Back in 2012 I had posted a blog explaining the benefits of Multi-Tier Architectures and how seperating the layers can help us build a more robust, mantainable solution. We had split the architecture into 3 layers and explained how each is wired to the other whilst still mantained independently. Today we will take the Multi-Tier architecture a step further and introduce the Onion architecture, a term which was initally coined by Jeffrey Palermo (although the concept has been around earlier). We will first take a look at the traditional N-Tier architecture and then we will identify the various flaws in this architecture if you're building a large sophisticated system which will keep on evolving throughout the years.
The Multi-Tier architecture
The multi-tier architecture was a breath of fresh air when compared to previous architectures where were no layers were present to seperate the various concerns within a system. It solved various problems related to mantainability, scalability and flexibility however there was still a considerable number of dependencies amongst the layers themselves as shown in the diagram below:
Using the Inversion of Control principle we were able to decouple the layers and inject the dependencies whenever and however we wanted. However the UI was still very much dependent on the implementation of the Business Layer which was in turn highly dependent on the implementation of the Data Layer. Each subsequent layer is dependent on the layers beneath it with an infrastructure layer supplying helpers to all the other layers. Without any coupling the system will not work however this layered architecture does create some unnecessary coupling which can be improved using the Onion archiecture.
The Onion architecture
The Onion architecture relies heavily on the inversion of control principle which I had discussed a couple of months back. In the same blog I mentioned how the 'Separation of Concerns' concept and the importance of not having tight coupling amongst layers which do not neccesarily need to be dependant on eachother. I had also explained how using the 'Inversion of Control' principle with the help of contracts, each of the layers know what to 'expect' from eachother without actually knowing how the information will be processed. If you have read both blogs about Multi-Tier architectures and Inversion of Control then you are half way there to understand and design your solution using the Onion architecture.

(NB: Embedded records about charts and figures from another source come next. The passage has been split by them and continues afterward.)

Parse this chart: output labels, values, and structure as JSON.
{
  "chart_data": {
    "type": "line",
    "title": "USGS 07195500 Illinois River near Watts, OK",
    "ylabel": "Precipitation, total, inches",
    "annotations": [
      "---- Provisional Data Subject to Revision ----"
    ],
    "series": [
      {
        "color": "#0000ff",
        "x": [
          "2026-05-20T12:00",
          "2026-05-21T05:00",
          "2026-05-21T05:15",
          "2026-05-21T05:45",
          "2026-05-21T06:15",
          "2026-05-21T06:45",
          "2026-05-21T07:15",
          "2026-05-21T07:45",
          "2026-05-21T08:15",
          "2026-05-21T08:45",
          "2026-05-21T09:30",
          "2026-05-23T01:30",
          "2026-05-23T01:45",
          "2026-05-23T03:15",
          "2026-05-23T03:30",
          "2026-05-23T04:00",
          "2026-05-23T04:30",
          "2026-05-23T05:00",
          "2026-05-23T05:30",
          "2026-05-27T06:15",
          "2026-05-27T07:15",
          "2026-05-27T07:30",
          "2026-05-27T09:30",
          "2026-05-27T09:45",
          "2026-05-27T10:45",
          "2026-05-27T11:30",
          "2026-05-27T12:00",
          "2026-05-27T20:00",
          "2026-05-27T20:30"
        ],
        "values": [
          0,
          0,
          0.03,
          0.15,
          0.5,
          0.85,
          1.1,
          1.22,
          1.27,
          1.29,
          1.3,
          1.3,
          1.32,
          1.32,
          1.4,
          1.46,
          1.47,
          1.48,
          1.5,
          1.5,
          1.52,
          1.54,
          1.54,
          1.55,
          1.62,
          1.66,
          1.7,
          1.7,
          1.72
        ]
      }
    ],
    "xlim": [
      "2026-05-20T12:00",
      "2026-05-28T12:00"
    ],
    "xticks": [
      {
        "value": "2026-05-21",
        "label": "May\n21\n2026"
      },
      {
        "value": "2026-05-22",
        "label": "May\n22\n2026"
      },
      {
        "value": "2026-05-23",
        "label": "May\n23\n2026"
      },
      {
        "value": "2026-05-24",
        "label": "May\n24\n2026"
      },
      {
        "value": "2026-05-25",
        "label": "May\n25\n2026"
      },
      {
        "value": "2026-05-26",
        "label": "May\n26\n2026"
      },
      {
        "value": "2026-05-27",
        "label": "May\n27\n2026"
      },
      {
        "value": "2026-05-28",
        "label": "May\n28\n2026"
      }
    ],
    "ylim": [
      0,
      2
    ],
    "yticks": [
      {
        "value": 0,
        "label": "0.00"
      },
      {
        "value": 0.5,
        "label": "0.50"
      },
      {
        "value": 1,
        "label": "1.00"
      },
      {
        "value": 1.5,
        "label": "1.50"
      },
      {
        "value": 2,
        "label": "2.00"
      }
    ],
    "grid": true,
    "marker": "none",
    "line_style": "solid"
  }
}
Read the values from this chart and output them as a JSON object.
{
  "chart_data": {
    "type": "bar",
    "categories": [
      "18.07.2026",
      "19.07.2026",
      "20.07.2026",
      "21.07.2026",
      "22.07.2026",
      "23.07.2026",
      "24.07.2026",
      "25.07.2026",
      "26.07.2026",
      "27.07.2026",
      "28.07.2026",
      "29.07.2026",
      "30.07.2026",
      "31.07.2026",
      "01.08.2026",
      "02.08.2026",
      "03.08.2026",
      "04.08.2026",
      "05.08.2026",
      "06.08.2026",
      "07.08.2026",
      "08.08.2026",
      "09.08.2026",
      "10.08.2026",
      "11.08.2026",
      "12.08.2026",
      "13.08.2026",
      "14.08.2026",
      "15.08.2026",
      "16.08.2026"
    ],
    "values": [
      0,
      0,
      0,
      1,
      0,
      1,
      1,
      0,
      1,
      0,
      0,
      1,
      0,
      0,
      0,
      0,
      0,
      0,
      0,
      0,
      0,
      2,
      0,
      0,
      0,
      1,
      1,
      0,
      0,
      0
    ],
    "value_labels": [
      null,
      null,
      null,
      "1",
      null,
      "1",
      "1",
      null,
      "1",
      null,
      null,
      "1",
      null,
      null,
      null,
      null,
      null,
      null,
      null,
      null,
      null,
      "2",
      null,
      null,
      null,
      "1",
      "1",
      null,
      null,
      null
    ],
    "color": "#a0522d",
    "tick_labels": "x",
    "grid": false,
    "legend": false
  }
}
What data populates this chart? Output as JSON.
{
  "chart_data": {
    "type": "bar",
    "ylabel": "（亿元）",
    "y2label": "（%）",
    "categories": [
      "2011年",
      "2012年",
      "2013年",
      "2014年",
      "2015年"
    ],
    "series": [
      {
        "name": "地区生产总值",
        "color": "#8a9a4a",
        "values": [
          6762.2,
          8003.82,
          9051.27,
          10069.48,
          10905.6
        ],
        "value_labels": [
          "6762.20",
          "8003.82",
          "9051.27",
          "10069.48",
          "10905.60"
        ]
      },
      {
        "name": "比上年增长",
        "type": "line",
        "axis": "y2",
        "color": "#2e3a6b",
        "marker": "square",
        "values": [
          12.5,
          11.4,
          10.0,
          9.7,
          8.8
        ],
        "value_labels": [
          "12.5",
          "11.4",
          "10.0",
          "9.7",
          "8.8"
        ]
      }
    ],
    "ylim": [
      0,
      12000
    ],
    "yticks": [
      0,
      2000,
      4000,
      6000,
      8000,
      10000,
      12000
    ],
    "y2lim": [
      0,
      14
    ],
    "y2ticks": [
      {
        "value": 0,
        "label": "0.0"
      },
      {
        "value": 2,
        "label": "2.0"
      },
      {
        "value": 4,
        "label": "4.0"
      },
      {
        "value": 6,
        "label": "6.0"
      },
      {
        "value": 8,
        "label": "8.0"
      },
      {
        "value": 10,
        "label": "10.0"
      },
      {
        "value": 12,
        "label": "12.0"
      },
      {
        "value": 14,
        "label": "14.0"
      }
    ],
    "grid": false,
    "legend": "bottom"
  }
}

In simple terms, the Onion architecture comprises of Multiple centric layers interfacing eachother towards the core representing the domain of the problem. The diagram belows shows sample layers of the Onion architecture:
The whole architecture does not depend on the Data layer as in classic Multi-Tier architectures but on the actual domain models. The domain models represent the entities or subjects of the problem and are at the very heart of the architecture. The data storage layer (whether its a database or a file system) is external to the Onion architecture and can be easily replaced without impacting the rest of the solution.
As explained in the diagram the 'Domain Entities' are at the heart of the architecture, the reason being is that the whole solution aims at solving a problem involving these domain entities and so they are the least probable to be replaced in the future. Domain entities in a School project could include:
The next layer is the repository interfaces. In previous blogs I had explained the benefits of using a Repository Layer to separate the dependency on the acutal database infrastructure used. The onion architecture takes this one step further and dictates that only the repository interfaces should be closest to the Domain Models. The repository layer should expose contracts using the Domain models such as:
- Save Student
- Get Teacher
- Get All Subjects
It should only return Domain Models without actually exposing the implementation of how this is done. The actual implementation of the repository layer is external to the Onion architecture and can be done usingh several techniques such as ORMs (Entity Framework, NHibernate), NoSql databses (MongoDb), Document databases (Raven Db). Using this architecture the rest of the layers are not concerned where the domain related data is coming from as long as they know that the repository interfaces can provide it. We can then implement the repository interfaces in various ways and we can even switch amongst implementations at run time using dependency injection and inversion of control.
The next layer is the application interfaces. Whereas the Repository Interfaces are more domain oriented, the Application Interfaces are more application oriented, in the sense that they should provide services to satisfy the needs and requirements at an application level. Same as the Repository interfaces layer, this layer does not provide any concrete Application Service implementation. It constitues in a number of contracts which are meant to serve the application at a more presentation level. The actual implementations can vary and should also be external to the architecture. Same as the Repository Interfaces, the implementation of the Application Interfaces could be Web Services (WCF or Web API) or actual concrete classes. This does not concern the coupling of the solution as the only coupling within the solution is between contracts and interfaces towards the domain model.
Any solution needs extra modules which provide infrastructure helpers and tools. These modules should be attached externally to the Onion architecture and should not be dependant on anything else. I also find it very helpful to include a bootstrapper module which handles all the wiring and dependencies amongst the interfaces and their respective implementations. This bootstrapper module is usually called in the 'Application Start' event and depending on certain configurations, implements all the interfaces using the appropriate concrete implementations.
That's all, I hope that you get a better picture of what the Onion architecture is and how its should be used. I feel that I must stress out that this architecture is only suitable for large robust projects which will be mantained for a long time. If you're building a small website, you should stick to the traditional Multi-Layered architecture and not bother with the complexities of having such a sophisticated architecture. However, for the larger systems I hope that from this blog you can understand the flexibility and mantainability such an architecture can provide to your solutions.